「人生の転機となった一言」

 「お前、学校へ来い! 卒業させてやるから」 
私が高校3年の1月4日、担任の先生から電話がありました。
 「お前がヒネくれて学校に行きたくない気持ちは良く分かる。
でもお前の亡くなったお母さんの唯一の生きがいは、
お前が大学を卒業して、立派な社会人になること。
それだけを夢見て病気と闘ってきたんだ。
高校3年にもなって、そんなことが分からいなのか!」

 私の母は私が中学3年の時に胃がんで入院し、その後入退院を繰り返し、
高3の2学期始めに38歳で亡くなりました。
その日から私は学校にも行かず、家に引きこもってしまいました。
何で僕の人生はこうも不幸ばかりなんだとヤケになりました。

 両親は、私が3歳の時に離婚し、父が家を出て行き、
母が必死で私を育ててくれました。
今と違って、離婚した子持ちの女性が働く場所はほとんどありませんでした。
苦労して会社の事務員として働き、月曜から土曜日までは
朝早くから夜遅くまで仕事に行き、唯一日曜日だけですが
母と過ごす時間がありました。

 小学校に入ると、あっという間に私が片親だということが知れ渡り、
度々いじめに遇っていたので、学校では常に目立たないようにしていました。
母はとても厳しい人で、ちょっと成績が落ちるとものすごい剣幕で怒られました。
今思うと、母は何とか自分の息子を大学にやりたいと必死の思いだったことが
理解できます。(当時の大学進学率は約10%でした。
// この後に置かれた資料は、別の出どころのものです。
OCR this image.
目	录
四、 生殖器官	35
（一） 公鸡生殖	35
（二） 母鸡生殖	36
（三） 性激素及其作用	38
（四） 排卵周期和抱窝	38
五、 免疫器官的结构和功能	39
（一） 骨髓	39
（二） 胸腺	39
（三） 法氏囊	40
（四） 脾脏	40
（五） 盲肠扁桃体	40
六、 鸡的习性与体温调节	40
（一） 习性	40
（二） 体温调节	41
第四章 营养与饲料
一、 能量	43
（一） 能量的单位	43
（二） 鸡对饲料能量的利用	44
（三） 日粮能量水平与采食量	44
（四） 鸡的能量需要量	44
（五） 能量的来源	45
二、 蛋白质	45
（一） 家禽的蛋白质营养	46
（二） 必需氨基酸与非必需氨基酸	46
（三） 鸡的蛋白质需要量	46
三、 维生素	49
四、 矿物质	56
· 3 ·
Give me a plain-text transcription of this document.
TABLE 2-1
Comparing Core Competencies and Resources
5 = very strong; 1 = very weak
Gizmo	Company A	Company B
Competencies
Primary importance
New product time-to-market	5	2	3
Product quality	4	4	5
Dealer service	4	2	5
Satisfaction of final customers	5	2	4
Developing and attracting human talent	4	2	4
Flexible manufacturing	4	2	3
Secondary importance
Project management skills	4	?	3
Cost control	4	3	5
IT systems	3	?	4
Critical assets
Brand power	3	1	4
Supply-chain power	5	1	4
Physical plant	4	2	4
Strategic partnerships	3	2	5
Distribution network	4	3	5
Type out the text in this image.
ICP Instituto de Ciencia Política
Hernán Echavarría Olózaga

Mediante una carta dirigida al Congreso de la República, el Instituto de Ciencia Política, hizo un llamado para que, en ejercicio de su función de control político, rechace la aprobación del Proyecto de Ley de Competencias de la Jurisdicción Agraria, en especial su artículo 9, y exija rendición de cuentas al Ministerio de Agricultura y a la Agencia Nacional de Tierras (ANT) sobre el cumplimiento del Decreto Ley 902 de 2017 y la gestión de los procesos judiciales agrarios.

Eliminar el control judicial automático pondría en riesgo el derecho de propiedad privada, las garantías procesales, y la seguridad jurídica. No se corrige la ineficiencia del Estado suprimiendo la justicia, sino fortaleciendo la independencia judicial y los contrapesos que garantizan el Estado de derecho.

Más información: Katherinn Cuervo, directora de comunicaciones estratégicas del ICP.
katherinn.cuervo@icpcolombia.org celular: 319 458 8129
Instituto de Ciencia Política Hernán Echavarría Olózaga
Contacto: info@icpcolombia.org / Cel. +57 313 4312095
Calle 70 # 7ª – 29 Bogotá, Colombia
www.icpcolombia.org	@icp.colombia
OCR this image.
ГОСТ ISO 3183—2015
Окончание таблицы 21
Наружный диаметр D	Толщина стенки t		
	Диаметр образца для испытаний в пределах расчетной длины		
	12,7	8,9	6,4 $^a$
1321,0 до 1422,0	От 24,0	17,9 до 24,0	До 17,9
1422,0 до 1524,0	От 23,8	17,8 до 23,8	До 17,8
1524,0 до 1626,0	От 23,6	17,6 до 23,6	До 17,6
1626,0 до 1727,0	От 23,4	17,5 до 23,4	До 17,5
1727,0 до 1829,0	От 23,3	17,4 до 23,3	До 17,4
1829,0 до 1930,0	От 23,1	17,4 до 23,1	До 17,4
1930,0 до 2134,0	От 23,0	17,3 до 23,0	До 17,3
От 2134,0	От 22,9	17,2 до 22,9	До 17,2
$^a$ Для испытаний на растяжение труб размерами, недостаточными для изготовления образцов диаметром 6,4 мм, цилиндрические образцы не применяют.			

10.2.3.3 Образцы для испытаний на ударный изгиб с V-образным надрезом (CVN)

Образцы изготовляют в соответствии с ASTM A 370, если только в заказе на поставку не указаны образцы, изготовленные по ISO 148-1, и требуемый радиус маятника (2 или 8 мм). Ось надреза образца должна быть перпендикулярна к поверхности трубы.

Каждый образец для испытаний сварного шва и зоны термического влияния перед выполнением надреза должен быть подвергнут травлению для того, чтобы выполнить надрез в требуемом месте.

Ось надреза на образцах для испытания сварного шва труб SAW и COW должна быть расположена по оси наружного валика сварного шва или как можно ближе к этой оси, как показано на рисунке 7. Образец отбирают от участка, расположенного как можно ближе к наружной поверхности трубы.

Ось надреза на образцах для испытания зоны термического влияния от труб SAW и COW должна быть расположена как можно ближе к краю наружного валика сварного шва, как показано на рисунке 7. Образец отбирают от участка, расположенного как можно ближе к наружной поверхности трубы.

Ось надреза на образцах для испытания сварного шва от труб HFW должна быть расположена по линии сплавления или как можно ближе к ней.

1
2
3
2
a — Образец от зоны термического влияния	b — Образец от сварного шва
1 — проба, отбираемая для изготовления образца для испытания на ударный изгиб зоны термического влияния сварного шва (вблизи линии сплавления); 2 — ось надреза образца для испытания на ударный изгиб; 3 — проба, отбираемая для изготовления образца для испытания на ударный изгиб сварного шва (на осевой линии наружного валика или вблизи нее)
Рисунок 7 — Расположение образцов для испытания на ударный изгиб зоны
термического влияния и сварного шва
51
)

 離婚した父が小学校6年の時に出戻ってきました。
父はサラリーマンでしたが、毎晩夜中まで飲み歩き、きちんと給料を母に渡さないので
夫婦喧嘩が絶えませんでした。
父が戻ってきたのに母の苦労は続き、その僅か2年後に癌を発症してしまった訳です。
そんな訳で私は、苦労だけして亡くなった母への想いからヤケになっていました。
 でも高校3年の時の担任の先生の一言で、私は目覚めました。

 その時、担任の先生は
 「今はお前も父親がいるのだから、父親に頼んで、大学に行かせてもらえ! 
大学の授業料ぐらいは出してくれるだろう」と言われました。
恐る恐る父親に大学へ行きたいことを言うと、父は
 「現役で国立大学へ行け。それなら授業料出してやる」と言いました。
既に1月で、勉強していない自分に国立大は無理でしたが、
暗記ものが少ない私立の理工学部に入学でき、
父も渋々授業料を出してくれました。

 生活費は満足にもらえず、バイトをしながらの学生生活で、
食べることには結構苦労しました。
就職の時、大手化学会社を受験しましたが、当時、日本の上場企業は
両親が揃っている学生しか採用せず、内定前に興信所を使って、調査をしていました。
 ※ 現在では法律違反です
そんな訳でどこにも受からず、結果として大学で石油化学研究室にいた関係で
教授の推薦で外資の石油会社に入ることができました。

 この会社に入ったことが、私の人生を大きく上向きにしてくれました。
子供時代はあんなに辛い人生だったのに、大学進学から社会人となって
一気に上り坂人生となりました。
もちろん自分だけの力ではなく、色々な人に助けてもらえたから今の自分があるので
本当に幸運だなーとしみじみ感じています。
それも全て高校3年の1月4日の担任の先生の一言が始まりで、
辛いときに“母の想い”を心に感じることがでるようになったことで、
 今でも本当に先生の一言に感謝しています。